What Is the Real Estate Settlement Procedures Act?

The Real Estate Settlement Procedures Act, or RESPA, was enacted by Congress to provide homebuyers and sellers with improved disclosures of settlement costs and to eliminate abusive practices in the real estate settlement process.

Understanding RESPA

Originally passed by Congress in 1974, the Real Estate Settlement Procedures Act became effective on June 20, 1975. RESPA has been impacted over the years by several changes and amendments. Enforcement initially fell under the jurisdiction of the U.S. Department of Housing & Urban Development (HUD). After 2011, those responsibilities were assumed by the Consumer Financial Protection Bureau (CFPB) due to the Dodd–Frank Wall Street Reform and Consumer Protection legislation. 

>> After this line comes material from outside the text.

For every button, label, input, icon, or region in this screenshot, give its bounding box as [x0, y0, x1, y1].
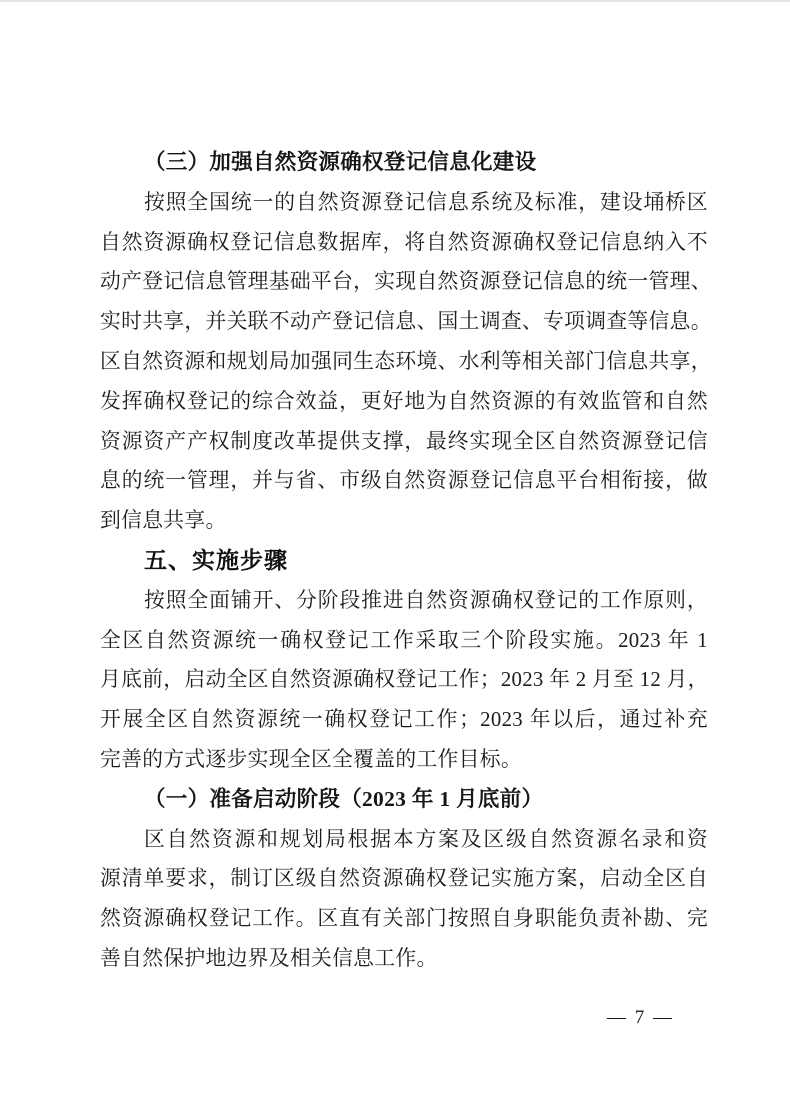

From its inception, RESPA has regulated mortgage loans attached to one-to-four family residential properties with the objective of educating borrowers regarding their settlement costs and to eliminate kickback practices and referral fees that can inflate the cost of obtaining a mortgage. The types of loans included would consist of the majority of purchase loans, assumptions, refinances, property improvement loans, and equity lines of credit. 

RESPA attempts to regulate settlement costs by requiring lenders, mortgage brokers or servicers of home loans to provide disclosures to borrowers that will inform them about real estate transactions, settlement services, relevant consumer protection laws and any other pertinent and timely information connected to the cost of the real estate settlement process. Any business relationships between closing service providers and other parties connected to the settlement process would also need to be disclosed to the borrower.

The Act also prohibits specific practices, such as kickbacks, referral, and unearned fees. RESPA regulates the use of escrow accounts – such as prohibiting loan servicers to demand excessively large escrow accounts. RESPA also restricts sellers from mandating title insurance companies.

Enforcement Procedures for RESPA Violations

A plaintiff has up to one year to bring a lawsuit to enforce violations where kickbacks or other improper behavior occurred during the settlement process.

If the borrower has a grievance against their loan servicer, there are specific steps that must be followed before any suit can be filed. The borrower must contact their loan servicer in writing, detailing the nature of their issue. The servicer is required to respond to the borrower’s complaint in writing within 20 business days of receipt of the complaint. The Servicer has 60 business days to correct the issue or gives its reasons for the validity of the accounts current status. Borrowers should continue to make required payments until the issue is resolved.

A plaintiff has up to three years to bring a suit for specific improprieties against his or her loan servicer. Any of these suits can be brought in any federal district court if it’s either in the district where the property is located or if its the district where the RESPA violation took place.